The answer is simple; schools have more responsibility than just putting kids in classrooms and teaching them the Three R’s. There is a social responsibility that resides there as well. And in the case of school being dismissed, there are a lot of kids in neighborhoods throughout the county who rely on school breakfast and lunch.
“We realized the problem as soon as the situation concerning dismissal came up,” said Carbon School District Superintendent Lance Hatch. “I asked Bruce Bean (Director of Transportation) and Heidi Anderson (Lunch Coordinator) if they could find a way to get food out to the students while we were not in session. They put their heads together and almost right away came back and said, ‘Yes we can.’”
No one wanted kids to go hungry even for one day, so over the weekend that ensued after the state’s edict to pause school, school district employees and administrators worked hard to set up the program.
Preparation for the food starts at 5:30 in the morning at each of the elementary kitchens. Food service personnel work under some pretty tight deadlines to get the food out for two meals, and as soon as breakfast is out the door, lunch preparation begins.

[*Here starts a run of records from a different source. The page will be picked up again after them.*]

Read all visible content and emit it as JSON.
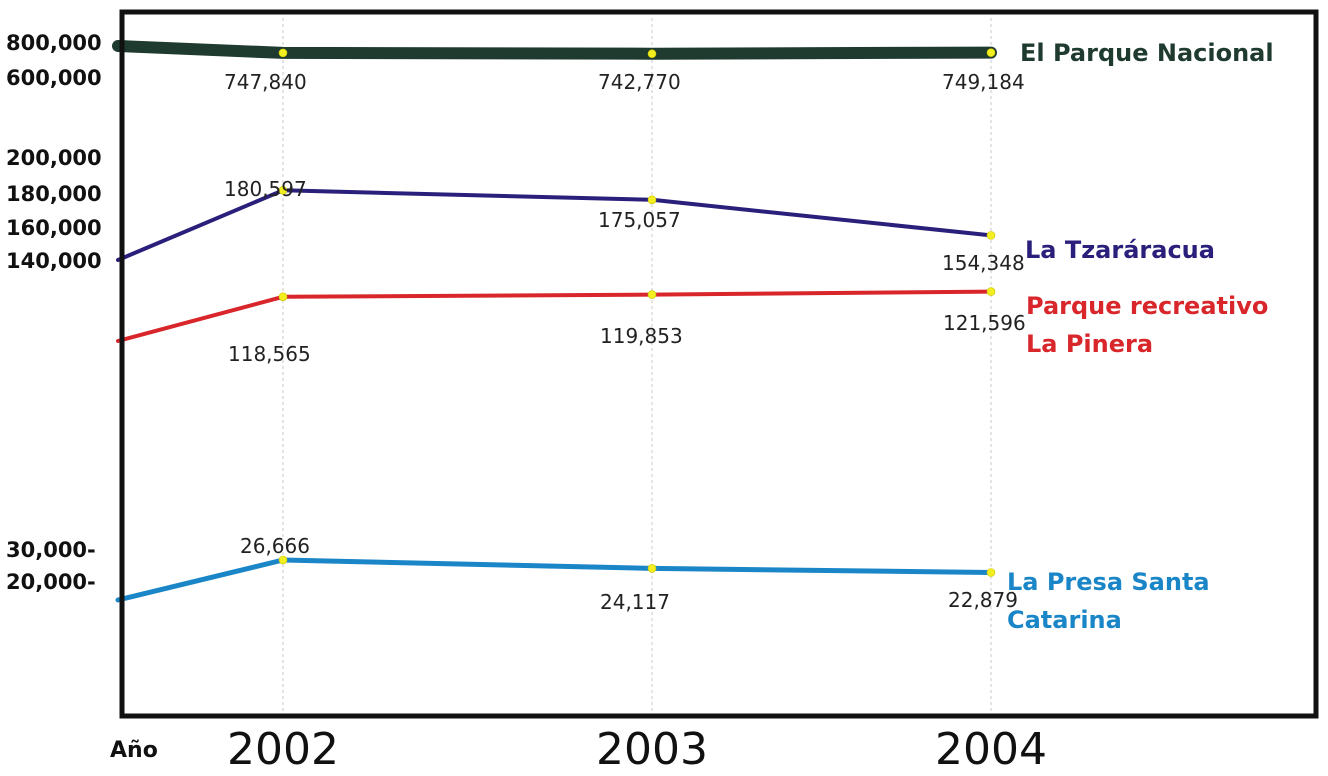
{
  "chart_data": {
    "type": "line",
    "xlabel": "Año",
    "categories": [
      "2002",
      "2003",
      "2004"
    ],
    "y_tick_labels": [
      "800,000",
      "600,000",
      "200,000",
      "180,000",
      "160,000",
      "140,000",
      "30,000-",
      "20,000-"
    ],
    "grid": "vertical dashed lines at each year",
    "legend": "series names printed at right end of each line",
    "series": [
      {
        "name": "El Parque Nacional",
        "color": "#1f3a2e",
        "values": [
          747840,
          742770,
          749184
        ],
        "labels": [
          "747,840",
          "742,770",
          "749,184"
        ]
      },
      {
        "name": "La Tzaráracua",
        "color": "#2a1f7a",
        "values": [
          180597,
          175057,
          154348
        ],
        "labels": [
          "180,597",
          "175,057",
          "154,348"
        ]
      },
      {
        "name_lines": [
          "Parque recreativo",
          "La Pinera"
        ],
        "color": "#d8262b",
        "values": [
          118565,
          119853,
          121596
        ],
        "labels": [
          "118,565",
          "119,853",
          "121,596"
        ]
      },
      {
        "name_lines": [
          "La Presa Santa",
          "Catarina"
        ],
        "color": "#1a86c8",
        "values": [
          26666,
          24117,
          22879
        ],
        "labels": [
          "26,666",
          "24,117",
          "22,879"
        ]
      }
    ]
  }
}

When ready, the food is wheeled out to the buses on carts, where para professionals the district has assigned to help with the process wait with bus drivers to take the food out to kids.
Drivers are also realizing that a lot of people and children don’t know about the service, so they are actually recruiting kids to come to their buses.
“A lot of people don’t know this is going on,” said Leslie Howard, one of the drivers as she pulled the bus away from a home where she was talking to a little girl about it. “I just know there are kids looking out of the windows of their houses and seeing us but don’t they don’t come out. Many of their parents are working and they have been told to stay inside.”
In this strange time in America, and in the local area, some things about what might happen are up in the air, but for now the big yellow familiar buses that almost everyone rode on at one point or another as a kid, are still showing up in neighborhoods to add a little normalcy to everyone’s lives.